Native ads are ubiquitous, but most don’t adequately show that they are native ads — leading to confused, frustrated consumers.

A new study released by the Online Trust Alliance examining the top 100 news publishers (including PBS, The New York Times and more) found that 71 percent received failing grades and did not live up to industry standards.

So, why the underperformance?

Native ads may be blending in too much with the content surrounding them, causing confusion, annoyance and misinterpretation amongst consumers. Consumers don’t know if they’re viewing an article or an ad sending them into the dark abyss. The sociologists at South Park outlined it perfectly:

But Craig Speizle, the Online Trust Alliance’s executive director, believes the findings reveal a much bigger picture — not adhering to industry guidelines “risk marginalizing the long-term value of advertising and the reputation of sites where they are served,” said Speizle in a press release.

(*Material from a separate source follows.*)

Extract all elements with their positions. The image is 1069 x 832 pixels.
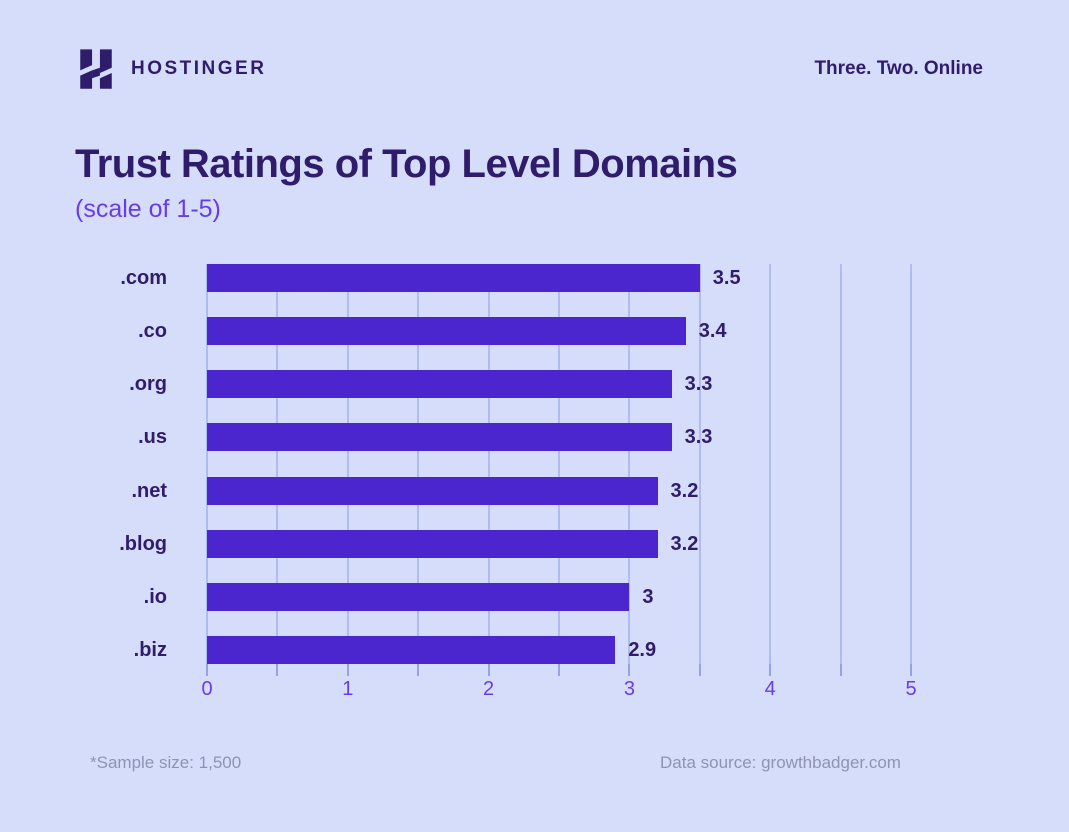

Both publishers and advertisers have their work cut out for them, which means we need to understand why native ads fail, how to avoid wrongdoings, and what the future of native ads looks like. The three standards below strive to reinforce the need for both brands and publishers to create trustworthy reputations.

Disclosure, Discoverability and Delineation

The Online Trust Alliance, whose mission is to promote business practices that enhance online trust, recommends proper ad disclosure.

While native ads should appear less like traditional ads, clearly distinguishing sponsored content is required. Without proper disclosure, advertisers risk deception—nearly two-thirds of readers have felt deceived upon realizing that an article or video was sponsored by a brand.

Perhaps that’s why only 9% of the sites examined in the study received top trust scores for being clearly labeled as ads. Let’s be honest, who hasn’t felt fooled by a brand’s sly advertising techniques?

Tip: Avoid duping your consumers. Be as clear as possible, and include terminology such as “Sponsored By,” “Paid for By”, or even simply calling it an “Ad”. This provides invaluable transparency that consumers deserve, and they’re more likely to interact with your content because of it.


The OTA deemed 20 percent of the ads from the study as “in need of improvement,” and in the CNN screenshot above (not taken from the OTA study), it’s easy to understand why. There are two factors to point out.

1. The title, “Paid Partner Content” is helpful but does not provide proper disclosure.
2. The sponsors, Lending Tree, Healthgrades, and GOBankingRates are identified, but the text is difficult to read.

Color, font type and contrast should all be taken into consideration when publishing native ads. Focus on discoverability. The light grey-italicized font from the CNN ad lacks visibility, and there is little differentiation between the editorial content and the ads itself.

Tip: Go beyond the point of discoverability. Be impressionable, and make an impact with your ad by adding visual communication. They’ll catch eyeballs, and consumers will enjoy reading what you have to say.


‘Orange is the New Black’, Netflix native ad taken from The New York Times.

In a mere 1.3 milliseconds, images fill humans with context and emotion. Use images that mirror headlines to help make more visible associations between context. Native ads present the perfect opportunity to paint a picture of your content through images, and please stop using bad stock photos.

Digital ads that are successful at communicating brands include some form of recognizable brand assets. Especially for consumer-facing brands. Having a brand logo or another familiar asset has the potential to strengthen brand affiliation. In the above ad, Netflix includes their logo and Orange is the New Black.

Native advertising itself is a bit of a paradox. Francois-Xavier Preaut, regional director for Outbrain, describes native advertising as “a format that is well-integrated and very personalized—a unique format that is suited to the website on which I find myself.” However, advertisers have a difficult time distinguishing ads from editorial content, known as delineation.

Tip: Follow format. The value of native advertising is that it’s in the feeds. Today’s consumers take in information in highly attentive modes of discovery while sifting through feeds. Advertisers can play close attention to the format, placement and targeting of their native ads by adding shading or bordering around the native ad. This will help to foster a distinction between editorial content and native ads, without interrupting the user experience.